Integrating on your own terms

With home education, the need to confront that bus-full of strange faces and pick a reasonably friendly one to sit next to, or go through the rituals of acceptance into a new group, are removed. Integration into a new community is easier if you do it on your own terms and at your own speed regardless of the claims by some of the efficacy of being ‘thrown in at the deep end’ and having to sink or swim.

I can still remember the locker room whispers concerning Jill, a new 4th-grade girl, who had a large brown area of skin on her stomach.  It looked like a birthmark, but the ‘cool girls’ said it was “scum.”

What a curious artifact of schooling is the PE shower. What aspect of socialization is served by making groups of strangers shower together? If a family did this would it be considered a ‘red flag’ if the neighbors found out that a family’s bathroom had a ‘gang shower?’ But I digress. The horrors of PE well-covered on television programs, but the knowledge that your discomfort and dread is universal is no consolation at the moment of disrobing.

But how does a home educated child make friends if he or she isn’t in school?

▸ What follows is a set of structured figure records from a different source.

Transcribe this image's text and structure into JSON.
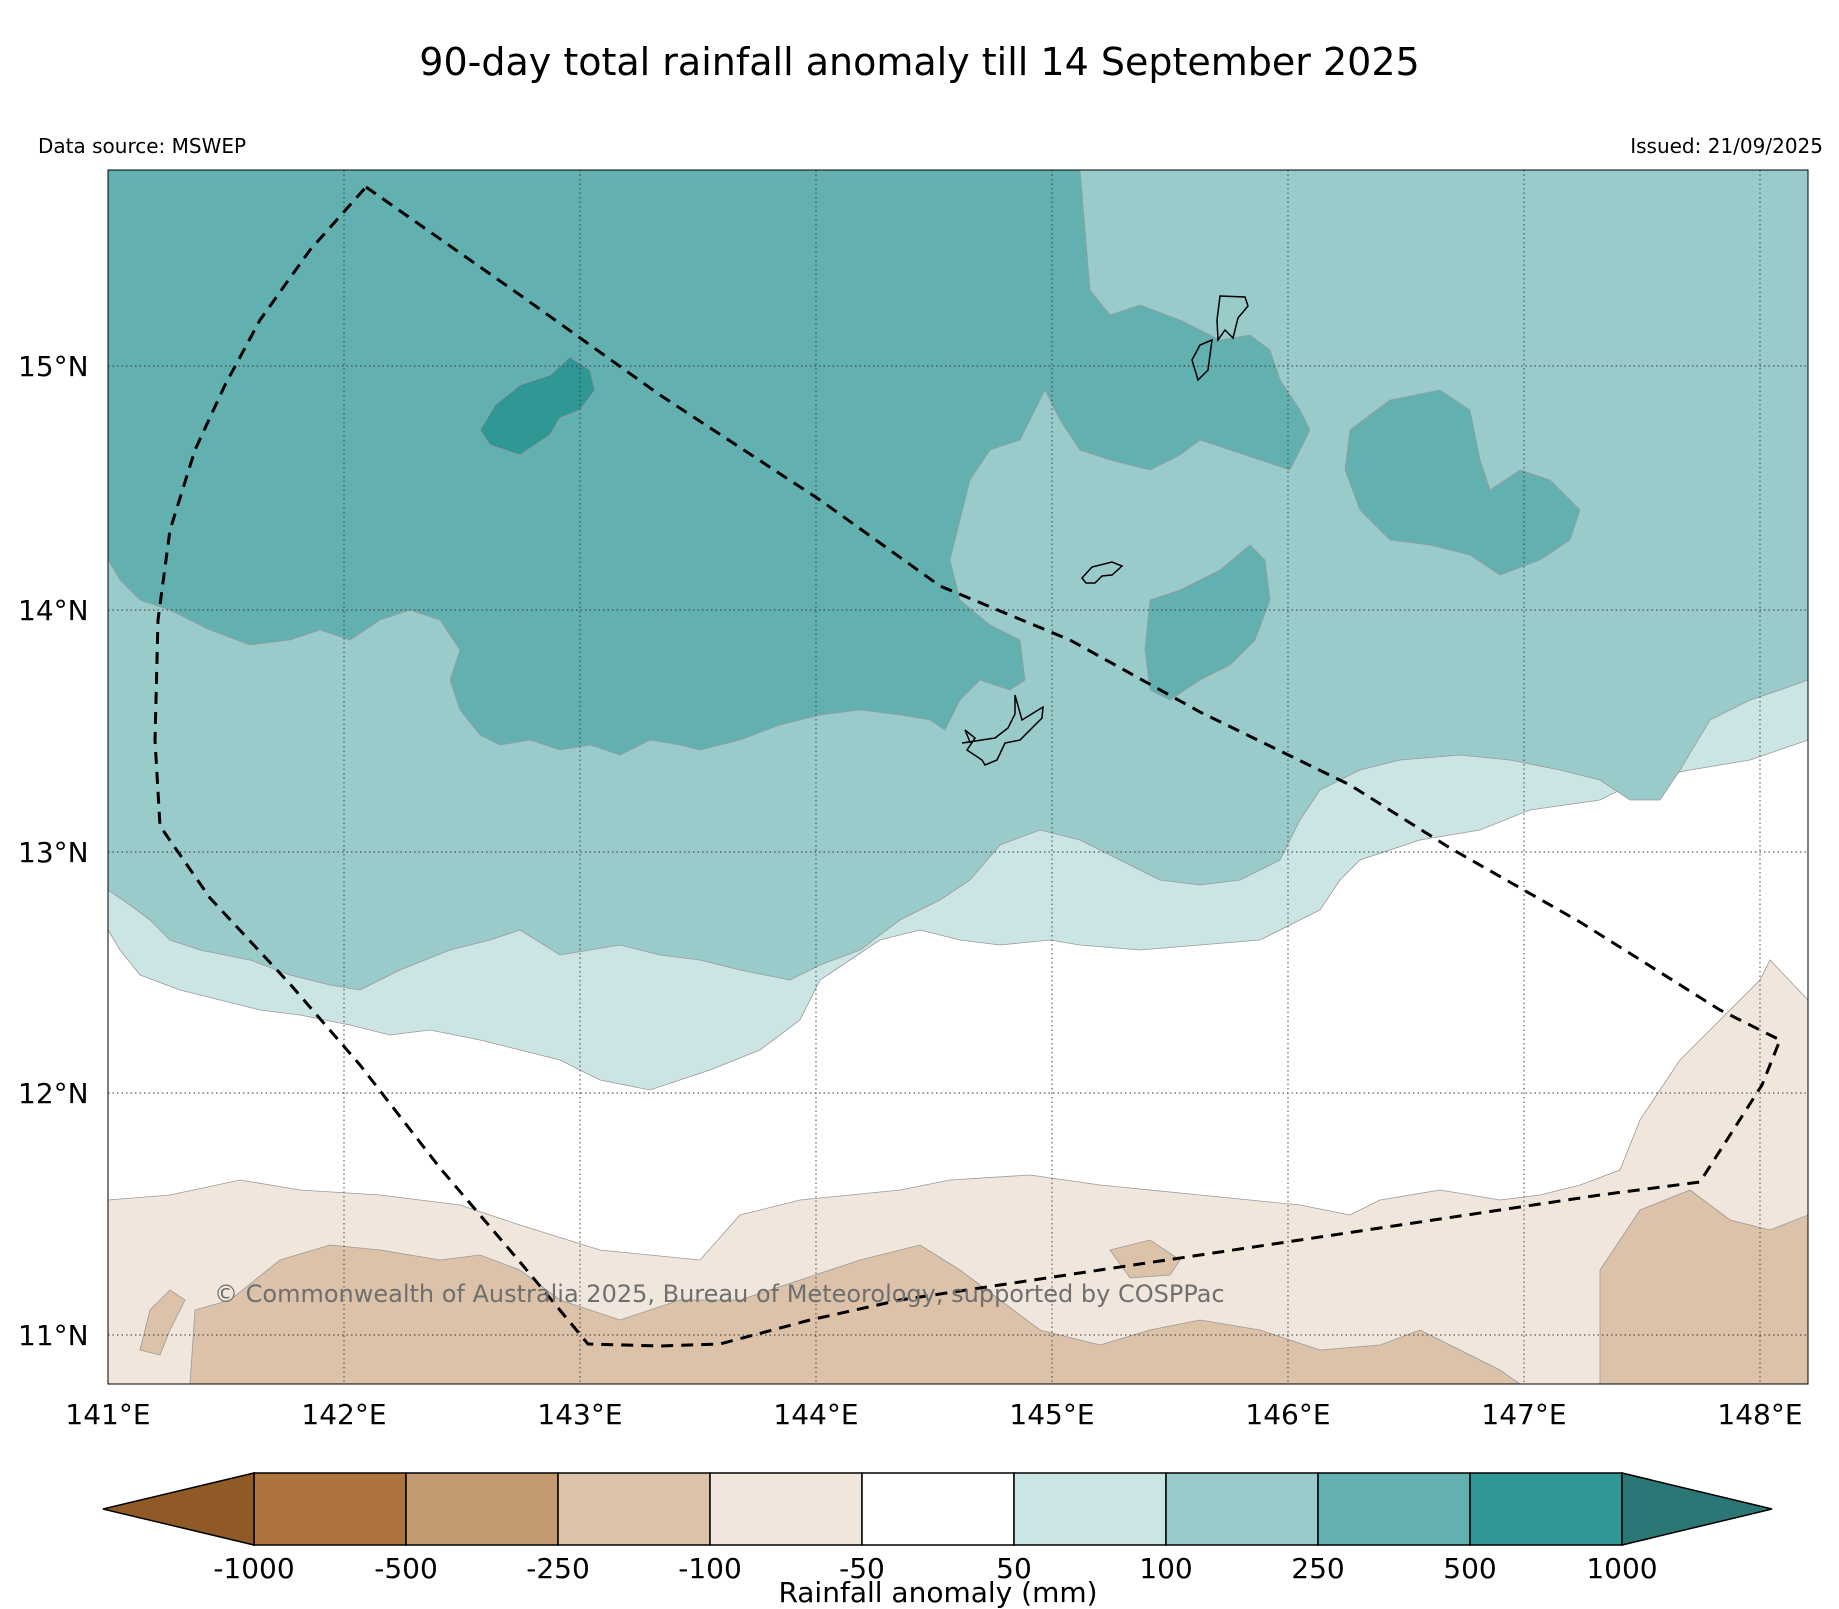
{
  "title": "90-day total rainfall anomaly till 14 September 2025",
  "data_source": "Data source: MSWEP",
  "issued": "Issued: 21/09/2025",
  "copyright": "© Commonwealth of Australia 2025, Bureau of Meteorology, supported by COSPPac",
  "lon_labels": [
    "141°E",
    "142°E",
    "143°E",
    "144°E",
    "145°E",
    "146°E",
    "147°E",
    "148°E"
  ],
  "lat_labels": [
    "15°N",
    "14°N",
    "13°N",
    "12°N",
    "11°N"
  ],
  "colorbar": {
    "label": "Rainfall anomaly (mm)",
    "ticks": [
      "-1000",
      "-500",
      "-250",
      "-100",
      "-50",
      "50",
      "100",
      "250",
      "500",
      "1000"
    ],
    "colors": {
      "below_min": "#8f5a26",
      "bins": [
        "#ad743d",
        "#c49a70",
        "#dbc2a8",
        "#f1e6dc",
        "#ffffff",
        "#cbe4e4",
        "#9acbcb",
        "#63b0b0",
        "#2f9794"
      ],
      "above_max": "#2a7775"
    }
  },
  "map": {
    "lon_range": [
      141,
      148.2
    ],
    "lat_range": [
      10.8,
      15.8
    ],
    "grid": true,
    "boundary_style": "dashed"
  }
}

One overlooked source of friends in our contemporary, age-graded, everyone-out-the-door, see-you-later life is siblings, the ultimate in home-made amusements.

Through the age-segregation of schooling, and reinforced by the images of contemporary entertainment, brothers and sisters are thought to be either indifferent to one another or to be mutual rivals. In the newspaper I saw an advertisement for cell phones. The graphic was two girls, apparently sisters, impaling each other with what I call the teenage Valley-sneer. The point of the advertisement was a buy-one-phone-get-one-phone-free deal that would remove one more cause of sibling rivalry: sharing a phone. No explanation was necessary because ‘everyone knows’ that brothers and sisters don’t like each other.

Of course events and situations can impose barriers between brothers and sisters and can create competition. Children in a family where each person is ‘cut from the herd’ each day may have to position themselves for things they want or need such as:

  • time with their parents
  • entertainment items
  • a share of the smaller military-family cash-stash nibbled at by frequent PCSEs

In the homeschooling situation, there may be more camaraderie because of mutual-use entertainment items (such as baseball gloves, bats and balls) and the fact that if a sibling isn’t included in the activity, it doesn’t proceed. Newly- PCSed siblings can also recall the recently departed-from-home and share memories. Brothers and sisters can be fellow-adventurers in discovering the new home station:

  • Where is the Exchange?
  • How far to the youth center?
  • What are the hours of operation of the bowling alley or library?

New geographies are more easily explored if you have a trusted comrade-in-newness.  The anticipation of moving is more easily worked through if your buddy has been with you all along.